La CGT et FO, à la pointe de la mobilisation, en appellent désormais à François Hollande pour sortir de la crise, mais ce dernier a répété jeudi qu’il irait « jusqu’au bout » sur la loi travail. Après les violences survenues en marge du défilé du 14 juin à Paris, aucun débordement « ne sera toléré », a averti le ministre de l’Intérieur, Bernard Cazeneuve.
Plus de 2.000 fonctionnaires de police sont mobilisés pour sécuriser la manifestation dont le trajet a été resserré sur 1,6 km.
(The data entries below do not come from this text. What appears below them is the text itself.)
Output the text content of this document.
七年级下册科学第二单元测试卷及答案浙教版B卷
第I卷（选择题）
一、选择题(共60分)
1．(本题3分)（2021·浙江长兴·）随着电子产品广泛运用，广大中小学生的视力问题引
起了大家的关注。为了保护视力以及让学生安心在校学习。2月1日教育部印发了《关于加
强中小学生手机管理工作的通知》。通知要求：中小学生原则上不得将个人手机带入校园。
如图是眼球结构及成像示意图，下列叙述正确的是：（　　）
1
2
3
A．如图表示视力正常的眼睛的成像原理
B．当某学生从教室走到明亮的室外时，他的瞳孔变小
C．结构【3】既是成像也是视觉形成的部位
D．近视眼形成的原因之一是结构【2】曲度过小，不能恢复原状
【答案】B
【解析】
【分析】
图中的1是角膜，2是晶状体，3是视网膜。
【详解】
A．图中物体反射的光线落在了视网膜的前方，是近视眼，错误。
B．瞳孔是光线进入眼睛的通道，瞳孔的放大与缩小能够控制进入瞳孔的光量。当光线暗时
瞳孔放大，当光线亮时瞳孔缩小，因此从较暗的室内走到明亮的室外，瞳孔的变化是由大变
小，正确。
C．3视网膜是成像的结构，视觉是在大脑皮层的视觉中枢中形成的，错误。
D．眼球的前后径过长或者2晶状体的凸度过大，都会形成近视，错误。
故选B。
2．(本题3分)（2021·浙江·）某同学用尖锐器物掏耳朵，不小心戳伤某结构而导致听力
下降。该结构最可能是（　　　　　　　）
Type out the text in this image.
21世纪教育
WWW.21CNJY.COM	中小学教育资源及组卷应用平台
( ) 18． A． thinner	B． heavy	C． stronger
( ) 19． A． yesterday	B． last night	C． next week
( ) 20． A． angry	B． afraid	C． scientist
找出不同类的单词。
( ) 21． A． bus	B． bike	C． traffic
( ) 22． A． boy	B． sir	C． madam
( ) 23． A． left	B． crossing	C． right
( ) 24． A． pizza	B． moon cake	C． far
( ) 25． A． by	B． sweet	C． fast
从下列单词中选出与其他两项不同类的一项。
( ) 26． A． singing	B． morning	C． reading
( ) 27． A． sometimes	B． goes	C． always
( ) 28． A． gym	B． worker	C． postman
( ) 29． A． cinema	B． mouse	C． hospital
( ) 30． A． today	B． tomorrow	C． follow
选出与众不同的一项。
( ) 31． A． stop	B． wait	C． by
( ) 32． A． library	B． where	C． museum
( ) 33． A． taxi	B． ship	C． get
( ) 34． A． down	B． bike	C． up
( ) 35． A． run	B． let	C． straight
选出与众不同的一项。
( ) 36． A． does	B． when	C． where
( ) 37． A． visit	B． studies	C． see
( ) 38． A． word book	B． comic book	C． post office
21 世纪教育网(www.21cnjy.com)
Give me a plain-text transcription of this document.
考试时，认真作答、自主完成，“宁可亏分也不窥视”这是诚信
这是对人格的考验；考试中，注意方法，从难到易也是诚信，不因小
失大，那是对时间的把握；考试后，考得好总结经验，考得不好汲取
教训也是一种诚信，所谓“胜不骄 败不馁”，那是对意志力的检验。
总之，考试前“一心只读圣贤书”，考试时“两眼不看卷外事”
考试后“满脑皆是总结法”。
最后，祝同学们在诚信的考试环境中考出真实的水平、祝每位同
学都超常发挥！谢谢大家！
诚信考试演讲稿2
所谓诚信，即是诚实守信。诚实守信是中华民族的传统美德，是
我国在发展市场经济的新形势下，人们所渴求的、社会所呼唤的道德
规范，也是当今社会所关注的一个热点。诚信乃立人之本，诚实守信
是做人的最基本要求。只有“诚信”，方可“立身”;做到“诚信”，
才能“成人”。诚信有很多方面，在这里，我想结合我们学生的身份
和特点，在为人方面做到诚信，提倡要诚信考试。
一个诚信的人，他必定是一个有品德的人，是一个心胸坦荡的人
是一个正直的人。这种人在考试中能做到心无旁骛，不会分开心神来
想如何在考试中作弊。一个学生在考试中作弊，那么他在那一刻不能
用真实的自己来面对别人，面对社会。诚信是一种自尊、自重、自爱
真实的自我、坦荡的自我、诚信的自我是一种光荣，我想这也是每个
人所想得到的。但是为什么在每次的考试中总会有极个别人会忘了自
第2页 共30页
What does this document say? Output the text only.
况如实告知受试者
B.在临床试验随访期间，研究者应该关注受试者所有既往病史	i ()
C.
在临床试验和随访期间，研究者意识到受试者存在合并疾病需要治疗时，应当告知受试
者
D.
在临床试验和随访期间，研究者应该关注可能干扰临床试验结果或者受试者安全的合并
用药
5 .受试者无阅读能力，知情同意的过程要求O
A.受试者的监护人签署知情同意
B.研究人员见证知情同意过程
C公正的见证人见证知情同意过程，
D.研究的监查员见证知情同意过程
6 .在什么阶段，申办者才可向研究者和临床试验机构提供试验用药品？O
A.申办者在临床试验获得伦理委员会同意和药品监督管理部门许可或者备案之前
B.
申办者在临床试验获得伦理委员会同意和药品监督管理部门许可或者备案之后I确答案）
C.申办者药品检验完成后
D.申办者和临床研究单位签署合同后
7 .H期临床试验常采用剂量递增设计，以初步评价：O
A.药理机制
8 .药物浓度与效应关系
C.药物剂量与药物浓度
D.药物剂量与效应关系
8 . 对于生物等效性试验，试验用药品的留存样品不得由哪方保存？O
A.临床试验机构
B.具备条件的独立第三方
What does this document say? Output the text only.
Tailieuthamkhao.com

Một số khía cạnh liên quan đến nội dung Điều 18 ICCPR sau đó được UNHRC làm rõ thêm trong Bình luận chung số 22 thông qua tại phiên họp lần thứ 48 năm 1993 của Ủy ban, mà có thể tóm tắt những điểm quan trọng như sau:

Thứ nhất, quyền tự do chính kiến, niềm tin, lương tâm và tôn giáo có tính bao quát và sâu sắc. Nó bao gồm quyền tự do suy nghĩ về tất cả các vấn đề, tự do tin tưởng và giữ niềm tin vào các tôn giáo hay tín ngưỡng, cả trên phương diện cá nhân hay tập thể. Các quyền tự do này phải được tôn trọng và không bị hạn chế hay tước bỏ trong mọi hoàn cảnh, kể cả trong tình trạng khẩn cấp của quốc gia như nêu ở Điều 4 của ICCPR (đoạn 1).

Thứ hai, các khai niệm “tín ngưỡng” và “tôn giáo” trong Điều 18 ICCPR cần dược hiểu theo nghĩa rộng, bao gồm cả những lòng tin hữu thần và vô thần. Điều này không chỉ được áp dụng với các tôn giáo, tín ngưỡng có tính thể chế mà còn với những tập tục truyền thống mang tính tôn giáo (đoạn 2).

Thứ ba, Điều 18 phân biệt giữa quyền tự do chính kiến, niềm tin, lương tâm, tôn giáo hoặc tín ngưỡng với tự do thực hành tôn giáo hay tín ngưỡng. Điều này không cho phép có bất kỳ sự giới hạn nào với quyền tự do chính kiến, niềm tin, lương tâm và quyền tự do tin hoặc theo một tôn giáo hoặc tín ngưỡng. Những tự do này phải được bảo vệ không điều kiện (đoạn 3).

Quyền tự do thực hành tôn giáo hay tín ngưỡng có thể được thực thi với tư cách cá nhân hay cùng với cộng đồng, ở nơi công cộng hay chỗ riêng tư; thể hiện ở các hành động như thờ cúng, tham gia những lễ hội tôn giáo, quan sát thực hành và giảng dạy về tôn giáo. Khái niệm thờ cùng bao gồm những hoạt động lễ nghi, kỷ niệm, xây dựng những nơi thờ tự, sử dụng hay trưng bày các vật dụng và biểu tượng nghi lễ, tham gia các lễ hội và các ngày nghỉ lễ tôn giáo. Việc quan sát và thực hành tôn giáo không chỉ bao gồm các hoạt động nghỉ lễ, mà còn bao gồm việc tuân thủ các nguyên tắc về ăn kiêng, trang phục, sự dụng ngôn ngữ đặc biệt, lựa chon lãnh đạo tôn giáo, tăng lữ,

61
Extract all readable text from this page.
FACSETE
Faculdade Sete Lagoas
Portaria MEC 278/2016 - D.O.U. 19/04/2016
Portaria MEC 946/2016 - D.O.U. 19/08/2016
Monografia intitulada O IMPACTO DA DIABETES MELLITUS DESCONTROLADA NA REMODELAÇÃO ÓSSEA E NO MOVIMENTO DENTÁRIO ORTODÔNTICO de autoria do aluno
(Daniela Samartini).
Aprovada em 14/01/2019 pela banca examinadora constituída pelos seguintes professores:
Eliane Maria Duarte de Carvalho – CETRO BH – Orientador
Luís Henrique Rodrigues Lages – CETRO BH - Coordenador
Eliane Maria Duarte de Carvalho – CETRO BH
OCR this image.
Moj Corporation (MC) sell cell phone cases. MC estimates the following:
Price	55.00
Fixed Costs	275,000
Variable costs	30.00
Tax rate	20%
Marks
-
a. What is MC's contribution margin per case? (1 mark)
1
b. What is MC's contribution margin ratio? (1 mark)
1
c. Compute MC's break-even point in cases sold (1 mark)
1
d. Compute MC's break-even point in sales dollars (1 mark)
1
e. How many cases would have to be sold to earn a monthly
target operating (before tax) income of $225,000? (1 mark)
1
Il partira de la place de la Bastille à 14h vers le bassin de l’Arsenal, pour revenir sur la place.
A quelques heures du défilé, le quartier se préparait à une éventuelle casse: vitres d’abribus démontées, pieux en bois clôturant les parties végétales du boulevard Bourdon retirés… Certains commerçants hésitaient à fermer boutique. « J’en ai vu des bien pires ! De toute façon c’est une manifestation de CRS, pas de manifestants ! » plaisantait un kiosquier.
La présence des forces de l’ordre était déjà palpable et les CRS fouillaient les sacs aux abords de la place.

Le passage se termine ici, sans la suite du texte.